Sales ~ Profit + Category → R² ≈ 0.27

Sales ~ Profit + Region → R² ≈ 0.23

Sales ~ Month_Num + Category → R² ≈ 0.05

#### Takeaway:

Profit and Category together explain sales the best.

Time and region variables alone add little predictive power.

## 5. Model Improvement / Enhanced Analysis

To strengthen the predictive power of the model, we included additional features and applied transformations:

### 5.1 Feature Engineering
- Added **Discount** and **Quantity** as numerical predictors.
- Included **Sub-Category** and **Region** as categorical variables using one-hot encoding.
- Applied a **log transformation** to Sales to reduce skewness and stabilize variance.


In [42]:
import statsmodels.formula.api as smf
data = data.rename(columns={
    "Sub-Category": "Sub_Category",
    "Category": "Category",
    "Region": "Region"
})

data["Log_Sales"] = np.log1p(data["Sales"])

model_enhanced = smf.ols(
    "Log_Sales ~ Profit + Discount + Quantity + C(Category) + C(Sub_Category) + C(Region) + Profit:C(Category)",
    data=data
).fit()

print(model_enhanced.rsquared)


0.5912761073590354


#### 5.2 Results

Base model (Profit + Category): R² ≈ 0.27

Enhanced model (Profit + Discount + Quantity + Category + Sub-Category + Region + interactions): R² ≈ 0.59 ✅

##### Interpretation:

The enhanced model explains nearly 60% of the variance in Sales, showing a much stronger relationship between the predictors and sales performance.

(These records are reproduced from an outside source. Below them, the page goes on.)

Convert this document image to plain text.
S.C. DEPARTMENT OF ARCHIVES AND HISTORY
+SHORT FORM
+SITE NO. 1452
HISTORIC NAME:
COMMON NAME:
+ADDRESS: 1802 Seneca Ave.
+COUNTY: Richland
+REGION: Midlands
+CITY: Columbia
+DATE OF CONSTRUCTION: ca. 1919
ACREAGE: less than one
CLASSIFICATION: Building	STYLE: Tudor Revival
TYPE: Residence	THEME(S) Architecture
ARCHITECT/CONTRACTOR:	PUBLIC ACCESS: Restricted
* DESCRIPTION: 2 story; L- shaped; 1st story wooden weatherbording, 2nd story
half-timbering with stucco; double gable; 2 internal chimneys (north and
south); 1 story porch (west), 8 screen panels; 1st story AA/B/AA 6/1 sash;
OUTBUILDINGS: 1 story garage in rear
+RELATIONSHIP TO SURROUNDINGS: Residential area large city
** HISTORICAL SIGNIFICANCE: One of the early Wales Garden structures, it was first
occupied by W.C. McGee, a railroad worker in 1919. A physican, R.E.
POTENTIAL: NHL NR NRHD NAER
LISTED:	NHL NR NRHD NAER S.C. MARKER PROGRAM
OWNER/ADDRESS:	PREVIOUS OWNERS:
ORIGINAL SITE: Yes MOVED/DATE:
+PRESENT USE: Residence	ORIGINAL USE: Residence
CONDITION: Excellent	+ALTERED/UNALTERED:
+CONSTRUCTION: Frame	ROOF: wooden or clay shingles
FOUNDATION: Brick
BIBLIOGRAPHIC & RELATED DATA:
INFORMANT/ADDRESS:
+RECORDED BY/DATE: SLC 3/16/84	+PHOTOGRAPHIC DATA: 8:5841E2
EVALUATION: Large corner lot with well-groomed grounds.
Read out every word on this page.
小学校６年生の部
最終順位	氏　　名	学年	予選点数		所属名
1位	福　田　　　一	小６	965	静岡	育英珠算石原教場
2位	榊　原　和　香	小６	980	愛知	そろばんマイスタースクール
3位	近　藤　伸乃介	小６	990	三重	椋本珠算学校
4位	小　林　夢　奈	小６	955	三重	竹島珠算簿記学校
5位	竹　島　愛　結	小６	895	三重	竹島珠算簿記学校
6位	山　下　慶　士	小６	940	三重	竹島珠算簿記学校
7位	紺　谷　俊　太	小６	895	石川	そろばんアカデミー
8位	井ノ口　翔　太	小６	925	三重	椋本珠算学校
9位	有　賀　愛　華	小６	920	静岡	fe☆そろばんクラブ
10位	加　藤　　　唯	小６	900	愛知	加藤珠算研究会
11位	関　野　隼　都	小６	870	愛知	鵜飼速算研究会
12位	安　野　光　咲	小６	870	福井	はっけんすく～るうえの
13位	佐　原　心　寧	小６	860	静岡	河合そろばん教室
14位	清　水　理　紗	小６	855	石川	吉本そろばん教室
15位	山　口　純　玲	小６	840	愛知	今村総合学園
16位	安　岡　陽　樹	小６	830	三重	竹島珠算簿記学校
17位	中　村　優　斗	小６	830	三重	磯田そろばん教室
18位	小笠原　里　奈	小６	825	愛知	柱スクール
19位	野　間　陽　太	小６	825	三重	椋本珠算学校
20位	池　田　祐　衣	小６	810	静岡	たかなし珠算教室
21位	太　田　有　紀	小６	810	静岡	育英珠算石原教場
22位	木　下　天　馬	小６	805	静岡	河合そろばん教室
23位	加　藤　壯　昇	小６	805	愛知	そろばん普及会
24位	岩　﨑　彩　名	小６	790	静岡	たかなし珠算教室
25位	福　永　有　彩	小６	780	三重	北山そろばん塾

Including additional features, interactions, and log-transformations improved the model’s predictive power substantially.

#### 5.3 Insights

Profit, Quantity, and Discounts strongly influence sales.

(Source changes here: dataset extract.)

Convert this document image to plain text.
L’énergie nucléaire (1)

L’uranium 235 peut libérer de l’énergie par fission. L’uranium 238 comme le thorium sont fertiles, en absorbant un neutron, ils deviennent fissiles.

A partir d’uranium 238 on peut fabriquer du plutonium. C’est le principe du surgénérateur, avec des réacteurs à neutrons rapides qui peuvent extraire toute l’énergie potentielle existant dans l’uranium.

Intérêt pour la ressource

Sub-Category granularity shows specific products drive most revenue.

Interactions between Profit and Category reveal that high-profit items in certain categories disproportionately contribute to sales.

---

## 6. Conclusion & Future Work

### 6.1 Conclusion
The analysis demonstrates that **Profit, Category, Discount, Quantity, Sub-Category, and Region** all significantly impact sales. By enhancing the model with additional features, interaction terms, and log-transformed Sales, the R² increased from ~0.27 to **~0.59**, meaning the model now explains nearly 60% of the variation in sales.  

Key insights include:  
- High-profit items in specific categories disproportionately contribute to overall sales.  
- Discounts and quantities sold strongly influence revenue.  
- Sub-Category granularity and regional differences reveal which product types perform best in different markets.  

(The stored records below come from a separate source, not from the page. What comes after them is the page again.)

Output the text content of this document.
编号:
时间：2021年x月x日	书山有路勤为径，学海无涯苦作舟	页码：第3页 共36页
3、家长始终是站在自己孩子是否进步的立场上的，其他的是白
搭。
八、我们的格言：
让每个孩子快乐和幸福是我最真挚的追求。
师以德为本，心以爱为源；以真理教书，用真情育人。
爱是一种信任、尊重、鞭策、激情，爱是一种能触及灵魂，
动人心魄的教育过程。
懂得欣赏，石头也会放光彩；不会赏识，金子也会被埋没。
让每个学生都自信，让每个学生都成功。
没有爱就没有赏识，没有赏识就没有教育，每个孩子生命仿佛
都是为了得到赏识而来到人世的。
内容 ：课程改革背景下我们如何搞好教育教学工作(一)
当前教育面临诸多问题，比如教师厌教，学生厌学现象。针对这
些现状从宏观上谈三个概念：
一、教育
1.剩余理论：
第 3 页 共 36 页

Overall, this model captures the complex relationships between key variables and provides a more accurate framework for understanding and predicting sales performance.

### 6.2 Future Work
There are several ways to further improve predictive accuracy and business insights:  

1. **Include Temporal Features:**  
   - Add quarterly or seasonal indicators, holidays, or rolling averages to capture trends over time.

2. **Advanced Modeling Techniques:**  
   - Explore **Random Forests, Gradient Boosting, or XGBoost** to capture nonlinear relationships.
   - Try **regularized regression (Lasso/Ridge)** to handle correlated features and prevent overfitting.

3. **Customer and Order-Level Features:**  
   - Include customer demographics or order size to refine predictions.
   - Analyze repeat customer behavior or loyalty effects on sales.

4. **Explore Profit Optimization:**  
   - Predict not only sales but also the **profit-to-sales ratio** for more actionable insights.

By incorporating these improvements, future analyses could provide even deeper insights into sales drivers and help businesses make more informed, data-driven decisions.